In the government’s own words, there is more trouble ahead. While President Mnangagwa was playing good cop, returning abruptly from his planned trip to the World Economic Forum in Davos and calling for some kind of national dialogue to resolve the crisis, his spokesperson was threatening further violence. 

“[The] government will not stand by while such narrow interests play out so violently,” said George Charamba, the president’s spokesperson, speaking to the state-run Sunday Mail newspaper. “The response so far is just a foretaste of things to come.”

As the political crisis deepens, so too do the country’s economic woes. The periodic internet shutdowns over the last week have disrupted businesses and made it even more difficult for households to access food. 

In the longer term, the violence is likely to make it even more difficult for the government to access desperately-needed credit facilities from the likes of the World Bank and International Monetary Fund — credit it needs to make up for an impending grain shortfall that will leave 2.4 million people, or 28% of the population, in need of urgent humanitarian assistance, according to the Food and Agriculture Organisation.

To face this impending crisis, Zimbabwe needs leadership from the likes of trade unions, NGOs and political parties more than ever. But with so many of those leaders in detention or in hiding, how can the country confront the challenges to come?

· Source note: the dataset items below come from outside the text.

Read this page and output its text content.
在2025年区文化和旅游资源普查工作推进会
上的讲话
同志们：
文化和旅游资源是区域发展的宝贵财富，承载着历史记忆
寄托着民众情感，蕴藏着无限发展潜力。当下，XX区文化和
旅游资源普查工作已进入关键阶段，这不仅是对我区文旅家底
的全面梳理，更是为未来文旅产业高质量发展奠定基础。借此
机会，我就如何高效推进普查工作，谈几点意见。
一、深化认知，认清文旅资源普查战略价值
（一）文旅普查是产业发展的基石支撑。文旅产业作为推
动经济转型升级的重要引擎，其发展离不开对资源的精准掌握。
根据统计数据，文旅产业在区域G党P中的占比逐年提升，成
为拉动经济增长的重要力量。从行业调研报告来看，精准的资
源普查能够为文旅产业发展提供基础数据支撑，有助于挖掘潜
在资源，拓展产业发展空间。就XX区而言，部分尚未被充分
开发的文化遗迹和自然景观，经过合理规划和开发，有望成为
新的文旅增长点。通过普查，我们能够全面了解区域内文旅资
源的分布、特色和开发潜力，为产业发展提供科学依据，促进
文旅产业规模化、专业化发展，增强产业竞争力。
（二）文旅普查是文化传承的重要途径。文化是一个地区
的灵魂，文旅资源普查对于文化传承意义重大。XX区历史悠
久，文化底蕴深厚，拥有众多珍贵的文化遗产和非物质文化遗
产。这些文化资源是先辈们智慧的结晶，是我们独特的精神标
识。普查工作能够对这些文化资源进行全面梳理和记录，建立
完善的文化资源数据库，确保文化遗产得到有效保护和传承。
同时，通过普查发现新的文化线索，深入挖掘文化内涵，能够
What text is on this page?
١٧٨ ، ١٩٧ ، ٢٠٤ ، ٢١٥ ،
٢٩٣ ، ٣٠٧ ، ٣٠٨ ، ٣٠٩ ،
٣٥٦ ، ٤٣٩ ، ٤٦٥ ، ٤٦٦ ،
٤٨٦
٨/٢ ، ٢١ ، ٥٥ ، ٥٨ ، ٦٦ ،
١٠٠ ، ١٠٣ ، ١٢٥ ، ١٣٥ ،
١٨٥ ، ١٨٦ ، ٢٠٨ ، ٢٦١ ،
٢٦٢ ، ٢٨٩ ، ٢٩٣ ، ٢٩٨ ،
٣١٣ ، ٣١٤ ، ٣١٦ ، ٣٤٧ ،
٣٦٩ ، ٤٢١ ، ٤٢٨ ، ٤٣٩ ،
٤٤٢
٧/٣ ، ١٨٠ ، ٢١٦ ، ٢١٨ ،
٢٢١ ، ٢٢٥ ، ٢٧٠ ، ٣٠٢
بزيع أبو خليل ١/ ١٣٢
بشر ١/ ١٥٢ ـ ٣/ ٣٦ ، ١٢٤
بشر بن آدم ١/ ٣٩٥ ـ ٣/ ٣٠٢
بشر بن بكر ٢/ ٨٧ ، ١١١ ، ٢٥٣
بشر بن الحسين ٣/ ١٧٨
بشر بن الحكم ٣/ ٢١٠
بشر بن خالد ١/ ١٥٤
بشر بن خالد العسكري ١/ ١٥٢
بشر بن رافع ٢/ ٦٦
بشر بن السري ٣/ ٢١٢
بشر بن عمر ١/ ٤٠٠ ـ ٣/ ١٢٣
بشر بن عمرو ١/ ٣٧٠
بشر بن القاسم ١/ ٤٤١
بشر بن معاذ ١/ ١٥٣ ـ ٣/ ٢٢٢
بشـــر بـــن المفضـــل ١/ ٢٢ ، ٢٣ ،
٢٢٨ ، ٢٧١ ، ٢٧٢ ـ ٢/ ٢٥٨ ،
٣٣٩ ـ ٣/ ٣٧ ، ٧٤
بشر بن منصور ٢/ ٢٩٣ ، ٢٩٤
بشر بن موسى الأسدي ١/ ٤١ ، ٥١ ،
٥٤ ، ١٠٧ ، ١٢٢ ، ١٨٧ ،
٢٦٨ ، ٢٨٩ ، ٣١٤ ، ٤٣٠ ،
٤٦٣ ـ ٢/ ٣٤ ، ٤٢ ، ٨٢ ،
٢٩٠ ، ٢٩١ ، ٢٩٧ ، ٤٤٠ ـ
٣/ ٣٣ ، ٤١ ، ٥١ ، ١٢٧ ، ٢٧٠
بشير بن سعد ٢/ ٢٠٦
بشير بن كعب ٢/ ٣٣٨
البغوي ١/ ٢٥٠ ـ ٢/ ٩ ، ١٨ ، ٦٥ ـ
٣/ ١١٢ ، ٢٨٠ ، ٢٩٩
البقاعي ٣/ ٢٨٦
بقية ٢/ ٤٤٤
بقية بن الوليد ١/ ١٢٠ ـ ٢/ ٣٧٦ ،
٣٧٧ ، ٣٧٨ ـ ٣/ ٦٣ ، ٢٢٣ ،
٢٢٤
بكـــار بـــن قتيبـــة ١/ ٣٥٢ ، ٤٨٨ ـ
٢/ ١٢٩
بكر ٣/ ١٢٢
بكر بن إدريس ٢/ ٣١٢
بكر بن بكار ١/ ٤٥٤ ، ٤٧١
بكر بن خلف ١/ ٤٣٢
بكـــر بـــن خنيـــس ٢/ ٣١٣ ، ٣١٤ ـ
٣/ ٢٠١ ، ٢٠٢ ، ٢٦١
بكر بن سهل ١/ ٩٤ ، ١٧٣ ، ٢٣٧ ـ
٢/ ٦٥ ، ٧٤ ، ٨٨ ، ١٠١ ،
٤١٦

Another activist, whose name is also withheld, said she fears that the ongoing purge could cripple further peaceful resistance to the regime. “You know what these guys have done is target people who could have taken the uprising to the next level. This breaks the spirit of people who would want to fight for freedom, because the price is too high. You know if you go to protests then people are going to die.”